VITAL Video Interactions in teaching and Learning

NSF Grant Will Study How Kids Learn Math

in Columbia News:
The National Science Foundation recently awarded $2.3 million to a consortium led by Columbia Center for New Media Teaching and Learning (CCNMTL) to develop tools to help prospective early childhood mathematics teachers better understand how children think mathematically. The program, Video Interactions for Teaching and Learning: A Learning Environment for Courses in Early Mathematics Education, is also sponsored by Teachers College and William Patterson University.

Frank Moretti, principal investigator and executive director at CCNMTL, and Herbert Ginsburg, the Jacob H. Schiff Professor of Psychology and Education at Teachers College, will lead teams that will develop a curriculum, a digital library, and an online community workspace. The digital library will store primary source material that includes video cases and expert and scholarly commentary.

Studies show that children employ mathematical ideas and methods that were developed early in their formal education. By analyzing videos of clinical interviews and classroom interactions, pre-service teachers gain a better understanding of how children employ mathematical ideas.
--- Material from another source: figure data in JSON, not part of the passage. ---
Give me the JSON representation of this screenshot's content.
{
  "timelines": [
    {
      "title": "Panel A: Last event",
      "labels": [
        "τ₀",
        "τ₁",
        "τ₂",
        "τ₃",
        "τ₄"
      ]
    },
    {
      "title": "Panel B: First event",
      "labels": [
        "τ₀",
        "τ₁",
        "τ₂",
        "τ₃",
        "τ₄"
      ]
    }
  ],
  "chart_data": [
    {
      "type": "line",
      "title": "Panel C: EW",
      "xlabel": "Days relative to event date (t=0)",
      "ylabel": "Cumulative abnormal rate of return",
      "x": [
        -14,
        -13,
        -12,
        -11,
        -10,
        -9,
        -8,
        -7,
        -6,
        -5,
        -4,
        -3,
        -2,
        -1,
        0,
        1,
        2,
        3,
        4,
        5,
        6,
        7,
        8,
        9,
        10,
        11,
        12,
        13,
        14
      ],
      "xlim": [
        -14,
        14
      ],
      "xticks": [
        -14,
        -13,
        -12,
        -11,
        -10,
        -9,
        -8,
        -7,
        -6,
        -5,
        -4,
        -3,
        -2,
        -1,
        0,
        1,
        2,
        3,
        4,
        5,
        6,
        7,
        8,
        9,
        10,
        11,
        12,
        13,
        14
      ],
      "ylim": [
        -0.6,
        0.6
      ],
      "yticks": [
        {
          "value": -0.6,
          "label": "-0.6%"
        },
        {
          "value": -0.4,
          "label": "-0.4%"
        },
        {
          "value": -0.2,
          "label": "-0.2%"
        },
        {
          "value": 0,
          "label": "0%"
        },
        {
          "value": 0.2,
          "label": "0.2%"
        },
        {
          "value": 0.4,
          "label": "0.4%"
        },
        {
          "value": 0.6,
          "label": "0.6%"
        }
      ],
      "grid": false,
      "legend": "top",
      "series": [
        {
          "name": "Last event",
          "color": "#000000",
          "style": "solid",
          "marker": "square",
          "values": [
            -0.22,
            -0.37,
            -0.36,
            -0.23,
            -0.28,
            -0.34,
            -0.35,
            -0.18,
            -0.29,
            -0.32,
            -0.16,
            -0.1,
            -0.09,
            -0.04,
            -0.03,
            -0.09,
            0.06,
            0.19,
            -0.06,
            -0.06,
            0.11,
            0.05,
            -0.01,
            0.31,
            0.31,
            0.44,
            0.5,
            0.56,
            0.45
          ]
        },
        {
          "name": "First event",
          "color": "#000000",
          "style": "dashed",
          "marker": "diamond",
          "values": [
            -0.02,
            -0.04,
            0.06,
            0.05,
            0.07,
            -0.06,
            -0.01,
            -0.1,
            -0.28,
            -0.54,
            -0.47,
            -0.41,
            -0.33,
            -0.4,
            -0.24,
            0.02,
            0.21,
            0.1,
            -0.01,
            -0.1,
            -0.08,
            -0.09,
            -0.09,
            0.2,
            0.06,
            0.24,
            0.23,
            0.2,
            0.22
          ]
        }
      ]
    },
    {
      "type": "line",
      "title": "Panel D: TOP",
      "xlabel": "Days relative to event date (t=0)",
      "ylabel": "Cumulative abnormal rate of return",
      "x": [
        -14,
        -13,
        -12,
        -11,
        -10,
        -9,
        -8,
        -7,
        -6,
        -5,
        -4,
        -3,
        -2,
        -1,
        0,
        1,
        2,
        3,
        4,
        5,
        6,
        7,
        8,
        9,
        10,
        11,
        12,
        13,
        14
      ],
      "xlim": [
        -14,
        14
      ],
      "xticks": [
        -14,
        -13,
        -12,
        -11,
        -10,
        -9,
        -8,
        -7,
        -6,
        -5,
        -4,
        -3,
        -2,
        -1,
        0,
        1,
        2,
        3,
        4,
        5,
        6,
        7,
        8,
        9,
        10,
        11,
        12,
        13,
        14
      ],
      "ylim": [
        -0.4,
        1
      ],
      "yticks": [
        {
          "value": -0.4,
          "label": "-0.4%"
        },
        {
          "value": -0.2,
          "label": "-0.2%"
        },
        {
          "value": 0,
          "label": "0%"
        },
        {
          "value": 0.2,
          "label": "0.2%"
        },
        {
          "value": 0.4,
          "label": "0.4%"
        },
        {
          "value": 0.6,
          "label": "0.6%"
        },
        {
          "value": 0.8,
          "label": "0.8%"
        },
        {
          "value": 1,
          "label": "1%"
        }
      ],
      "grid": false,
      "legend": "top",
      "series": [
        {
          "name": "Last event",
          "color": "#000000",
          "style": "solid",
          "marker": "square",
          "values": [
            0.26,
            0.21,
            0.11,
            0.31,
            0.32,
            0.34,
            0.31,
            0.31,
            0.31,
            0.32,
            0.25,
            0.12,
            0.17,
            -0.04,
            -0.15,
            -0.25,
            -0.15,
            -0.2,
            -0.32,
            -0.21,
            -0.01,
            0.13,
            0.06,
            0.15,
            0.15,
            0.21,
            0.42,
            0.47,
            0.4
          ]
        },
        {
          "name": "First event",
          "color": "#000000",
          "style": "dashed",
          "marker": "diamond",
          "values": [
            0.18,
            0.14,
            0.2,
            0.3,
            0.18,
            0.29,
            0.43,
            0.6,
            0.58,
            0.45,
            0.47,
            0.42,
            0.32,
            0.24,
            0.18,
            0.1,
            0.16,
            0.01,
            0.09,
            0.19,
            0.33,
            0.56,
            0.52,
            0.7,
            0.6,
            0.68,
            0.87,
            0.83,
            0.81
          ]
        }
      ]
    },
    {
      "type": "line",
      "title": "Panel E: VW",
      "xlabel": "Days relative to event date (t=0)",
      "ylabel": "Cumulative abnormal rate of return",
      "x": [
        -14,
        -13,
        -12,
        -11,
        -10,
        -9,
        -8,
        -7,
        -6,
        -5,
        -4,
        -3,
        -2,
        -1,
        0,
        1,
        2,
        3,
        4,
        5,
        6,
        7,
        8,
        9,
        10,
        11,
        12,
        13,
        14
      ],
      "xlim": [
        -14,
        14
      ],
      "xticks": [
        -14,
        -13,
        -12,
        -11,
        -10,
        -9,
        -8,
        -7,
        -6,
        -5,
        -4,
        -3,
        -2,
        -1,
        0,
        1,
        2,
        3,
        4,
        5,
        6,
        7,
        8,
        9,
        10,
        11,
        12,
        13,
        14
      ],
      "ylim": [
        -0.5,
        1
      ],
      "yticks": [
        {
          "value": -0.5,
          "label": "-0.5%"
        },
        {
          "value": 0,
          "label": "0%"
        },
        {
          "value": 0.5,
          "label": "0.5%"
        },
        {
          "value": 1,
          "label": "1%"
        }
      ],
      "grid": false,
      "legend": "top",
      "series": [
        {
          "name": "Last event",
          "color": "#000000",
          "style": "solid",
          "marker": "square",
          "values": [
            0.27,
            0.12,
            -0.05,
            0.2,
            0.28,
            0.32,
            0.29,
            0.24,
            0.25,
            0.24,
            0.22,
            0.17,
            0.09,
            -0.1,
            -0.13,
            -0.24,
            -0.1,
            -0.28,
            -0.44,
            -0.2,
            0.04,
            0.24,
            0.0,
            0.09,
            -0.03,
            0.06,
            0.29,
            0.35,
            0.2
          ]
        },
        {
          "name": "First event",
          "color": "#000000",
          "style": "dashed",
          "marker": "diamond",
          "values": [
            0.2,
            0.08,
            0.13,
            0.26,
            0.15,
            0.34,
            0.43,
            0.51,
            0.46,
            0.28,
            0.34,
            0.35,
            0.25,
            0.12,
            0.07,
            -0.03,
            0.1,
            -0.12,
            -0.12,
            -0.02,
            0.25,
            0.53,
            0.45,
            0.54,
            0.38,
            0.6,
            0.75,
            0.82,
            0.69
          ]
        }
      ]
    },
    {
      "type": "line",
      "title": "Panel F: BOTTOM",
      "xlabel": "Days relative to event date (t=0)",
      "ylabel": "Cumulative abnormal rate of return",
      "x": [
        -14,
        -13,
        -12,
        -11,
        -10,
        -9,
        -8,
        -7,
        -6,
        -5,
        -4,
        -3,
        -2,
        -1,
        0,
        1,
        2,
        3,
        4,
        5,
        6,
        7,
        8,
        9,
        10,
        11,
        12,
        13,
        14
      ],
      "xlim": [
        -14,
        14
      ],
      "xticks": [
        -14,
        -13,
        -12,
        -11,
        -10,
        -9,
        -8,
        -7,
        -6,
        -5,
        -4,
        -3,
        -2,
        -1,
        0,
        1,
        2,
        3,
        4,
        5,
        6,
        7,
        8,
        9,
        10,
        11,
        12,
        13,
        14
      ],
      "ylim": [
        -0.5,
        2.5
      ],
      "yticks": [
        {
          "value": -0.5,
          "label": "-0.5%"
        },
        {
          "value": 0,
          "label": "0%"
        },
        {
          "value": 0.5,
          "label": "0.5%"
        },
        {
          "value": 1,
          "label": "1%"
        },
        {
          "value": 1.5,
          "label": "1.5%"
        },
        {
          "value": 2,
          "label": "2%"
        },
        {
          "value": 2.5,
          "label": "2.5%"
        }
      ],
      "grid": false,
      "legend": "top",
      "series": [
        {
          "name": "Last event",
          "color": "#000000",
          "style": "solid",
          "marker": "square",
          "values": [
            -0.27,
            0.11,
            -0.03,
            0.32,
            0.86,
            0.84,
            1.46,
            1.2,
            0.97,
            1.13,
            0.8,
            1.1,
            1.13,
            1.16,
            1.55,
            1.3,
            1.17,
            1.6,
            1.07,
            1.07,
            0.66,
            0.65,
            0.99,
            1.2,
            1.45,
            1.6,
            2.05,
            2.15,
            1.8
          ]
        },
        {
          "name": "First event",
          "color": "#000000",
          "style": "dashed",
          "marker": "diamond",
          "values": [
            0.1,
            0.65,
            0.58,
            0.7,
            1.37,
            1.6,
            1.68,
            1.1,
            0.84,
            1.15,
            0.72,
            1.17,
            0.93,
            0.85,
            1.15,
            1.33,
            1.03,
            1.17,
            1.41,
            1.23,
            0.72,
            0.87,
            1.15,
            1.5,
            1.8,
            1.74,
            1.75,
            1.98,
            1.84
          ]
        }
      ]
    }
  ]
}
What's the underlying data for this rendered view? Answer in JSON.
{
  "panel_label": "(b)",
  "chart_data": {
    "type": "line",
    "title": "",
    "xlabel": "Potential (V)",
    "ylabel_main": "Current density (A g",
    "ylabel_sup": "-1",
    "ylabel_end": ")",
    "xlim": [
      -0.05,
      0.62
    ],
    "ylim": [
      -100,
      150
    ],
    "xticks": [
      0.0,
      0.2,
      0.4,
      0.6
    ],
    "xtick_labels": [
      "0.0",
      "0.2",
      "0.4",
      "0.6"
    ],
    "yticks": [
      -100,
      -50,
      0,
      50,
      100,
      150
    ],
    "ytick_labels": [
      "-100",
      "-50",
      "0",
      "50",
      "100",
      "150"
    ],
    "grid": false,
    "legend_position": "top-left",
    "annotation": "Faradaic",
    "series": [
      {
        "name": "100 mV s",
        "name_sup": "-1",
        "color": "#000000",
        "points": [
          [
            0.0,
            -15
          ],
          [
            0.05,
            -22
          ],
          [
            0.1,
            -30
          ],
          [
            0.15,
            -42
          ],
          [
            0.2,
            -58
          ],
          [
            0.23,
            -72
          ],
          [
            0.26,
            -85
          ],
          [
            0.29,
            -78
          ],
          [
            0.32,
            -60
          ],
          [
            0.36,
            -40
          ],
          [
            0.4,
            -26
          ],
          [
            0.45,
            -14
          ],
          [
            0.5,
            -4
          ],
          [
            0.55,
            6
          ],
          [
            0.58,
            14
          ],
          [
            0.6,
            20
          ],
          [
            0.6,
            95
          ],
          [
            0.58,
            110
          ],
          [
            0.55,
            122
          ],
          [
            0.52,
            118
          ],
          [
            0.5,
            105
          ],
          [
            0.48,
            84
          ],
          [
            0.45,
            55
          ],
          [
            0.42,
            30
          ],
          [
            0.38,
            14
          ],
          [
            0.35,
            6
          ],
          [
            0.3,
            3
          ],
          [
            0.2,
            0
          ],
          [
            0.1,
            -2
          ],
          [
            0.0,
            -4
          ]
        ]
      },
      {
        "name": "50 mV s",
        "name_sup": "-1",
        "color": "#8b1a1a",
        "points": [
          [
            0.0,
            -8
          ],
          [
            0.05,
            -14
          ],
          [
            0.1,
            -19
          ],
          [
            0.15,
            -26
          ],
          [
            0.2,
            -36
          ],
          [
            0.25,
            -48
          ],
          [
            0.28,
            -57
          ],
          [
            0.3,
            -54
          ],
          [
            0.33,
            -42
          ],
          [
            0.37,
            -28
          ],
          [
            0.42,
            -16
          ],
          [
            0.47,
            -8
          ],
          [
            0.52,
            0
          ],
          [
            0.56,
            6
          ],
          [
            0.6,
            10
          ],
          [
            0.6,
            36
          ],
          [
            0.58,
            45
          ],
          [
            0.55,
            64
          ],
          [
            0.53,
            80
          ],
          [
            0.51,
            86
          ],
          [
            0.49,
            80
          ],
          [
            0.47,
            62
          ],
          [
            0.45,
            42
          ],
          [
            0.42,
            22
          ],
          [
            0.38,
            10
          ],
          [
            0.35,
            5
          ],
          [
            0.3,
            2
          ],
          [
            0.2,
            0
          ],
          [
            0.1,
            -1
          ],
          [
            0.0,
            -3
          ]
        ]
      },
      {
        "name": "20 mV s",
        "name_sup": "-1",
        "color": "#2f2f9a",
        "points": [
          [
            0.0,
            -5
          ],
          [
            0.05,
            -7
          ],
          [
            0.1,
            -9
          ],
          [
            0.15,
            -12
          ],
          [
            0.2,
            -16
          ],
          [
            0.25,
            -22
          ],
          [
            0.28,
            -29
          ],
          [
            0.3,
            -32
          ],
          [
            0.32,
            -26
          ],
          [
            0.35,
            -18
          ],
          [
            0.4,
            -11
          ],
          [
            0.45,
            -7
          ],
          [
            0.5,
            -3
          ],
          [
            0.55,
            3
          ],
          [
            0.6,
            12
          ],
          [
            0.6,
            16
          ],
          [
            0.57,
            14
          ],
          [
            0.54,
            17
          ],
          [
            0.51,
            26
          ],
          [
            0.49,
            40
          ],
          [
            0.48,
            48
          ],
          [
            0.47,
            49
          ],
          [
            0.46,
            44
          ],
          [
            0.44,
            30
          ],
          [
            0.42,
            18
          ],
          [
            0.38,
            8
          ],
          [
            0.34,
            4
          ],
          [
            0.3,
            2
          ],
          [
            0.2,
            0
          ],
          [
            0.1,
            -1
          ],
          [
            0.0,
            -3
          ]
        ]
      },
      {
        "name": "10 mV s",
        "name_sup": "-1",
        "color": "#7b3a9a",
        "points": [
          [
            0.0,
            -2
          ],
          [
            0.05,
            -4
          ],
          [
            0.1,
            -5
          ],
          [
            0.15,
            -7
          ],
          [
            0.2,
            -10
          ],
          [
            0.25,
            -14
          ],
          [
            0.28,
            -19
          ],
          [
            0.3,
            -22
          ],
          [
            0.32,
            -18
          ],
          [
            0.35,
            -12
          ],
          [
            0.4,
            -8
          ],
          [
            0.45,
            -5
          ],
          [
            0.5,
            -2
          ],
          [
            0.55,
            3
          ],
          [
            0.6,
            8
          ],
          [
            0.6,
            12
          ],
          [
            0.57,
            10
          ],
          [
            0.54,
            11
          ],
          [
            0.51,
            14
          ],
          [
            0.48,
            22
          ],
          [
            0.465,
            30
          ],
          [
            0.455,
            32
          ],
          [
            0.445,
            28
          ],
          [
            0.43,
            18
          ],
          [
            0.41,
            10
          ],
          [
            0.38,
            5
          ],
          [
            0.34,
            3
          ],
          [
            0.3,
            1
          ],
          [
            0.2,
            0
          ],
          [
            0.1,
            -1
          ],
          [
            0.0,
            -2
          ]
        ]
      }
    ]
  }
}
Researchers anticipate that this will improve teachers' performance.

"At a time when there is less support for supervision and mentoring of teachers in the schools themselves, universities have a greater responsibility to insure that abstract theory and training in practical judgment are both part of a teacher's preparation," Moretti said. "VITAL merges the two in a unique online environment, so that teachers of early childhood mathematics not only learn what is known in the field but also develop the skill to recognize the creative mathematical intelligence all children have as their natural endowment."